Vera Jourova, Vice President of the EU Commission, made a statement after the meeting held in Brussels on the voluntary rules for digital platforms, which the union started to implement to prevent disinformation.

Explaining that new artificial intelligence technologies can offer ways and expressions that increase productivity, Jourova emphasized that they also have a dark side, emphasizing that artificial intelligence presents new risks and negative consequences for the spread of disinformation.

“Advanced chatbots like ChatGPT are capable of creating complex, well-proven content and images in a matter of seconds. Video generators are able to create real-looking pictures of events that never happened. Audio software can mimic a person’s voice based on a sample of a few seconds. ” said.

Pointing out that new technologies pose new challenges in the fight against disinformation, Jourova explained that she demands new rules on artificial intelligence from digital platforms.

Reminding that the current rules do not cover the latest tools of artificial intelligence, Jourova emphasized that service providers in the field of artificial intelligence such as Microsoft and Google should take measures to prevent them from being used for disinformation.

Noting that companies that offer services that have the potential to spread artificial intelligence-generated disinformation must deploy the necessary technology to identify such content and clearly label it to users, Jourova said, “Artificial intelligence content needs to be labeled right now.” said.

Regarding Twitter’s departure from the EU’s voluntary code of practice against disinformation last week, Jourova said: “We believe this is a mistake. Twitter has drawn a lot of attention by stepping out of these rules. Twitter’s actions and compliance with EU laws will be promptly and carefully scrutinized.” he said.

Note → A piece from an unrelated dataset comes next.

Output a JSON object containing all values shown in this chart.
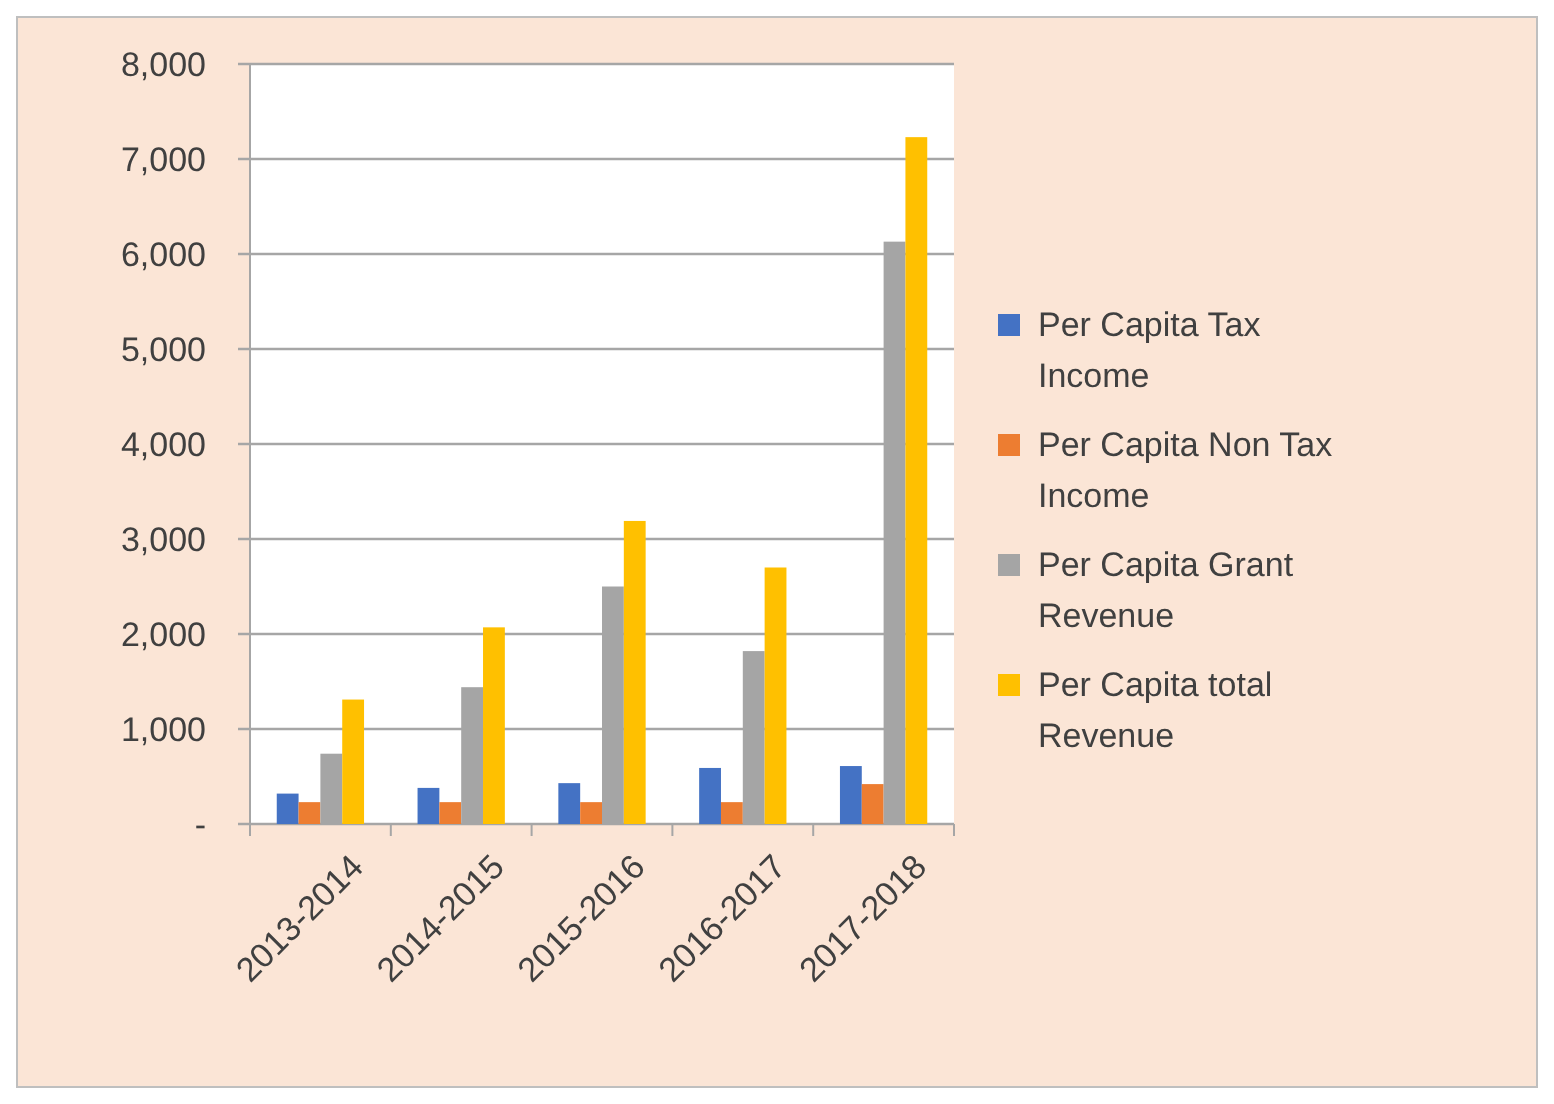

The voluntary application code, prepared by the EU against the increasing disinformation with the COVID-19 epidemic and the Russia-Ukraine war, was put into practice last year.

The new code, signed by around 40 major platforms such as Meta, Google, Twitter, and Microsoft, included broader commitments and safeguards against online disinformation.

Last week, Twitter announced that it was leaving the EU’s voluntary code of practice against disinformation.

The EU does not yet have a regulation on ChatGPT or similar artificial intelligence systems, but the EU Commission prepared the first legislative proposal containing the new rules framework on artificial intelligence and submitted it to the member states and the European Parliament 2 years ago.

This proposal introduced some limitations and transparency rules in the use of artificial intelligence systems.

In the Commission’s proposal, artificial intelligence systems were divided into 4 main groups: unacceptable “risk”, “high risk”, “limited risk” and “minimum risk”.

Work continues on this regulation within the EU structure.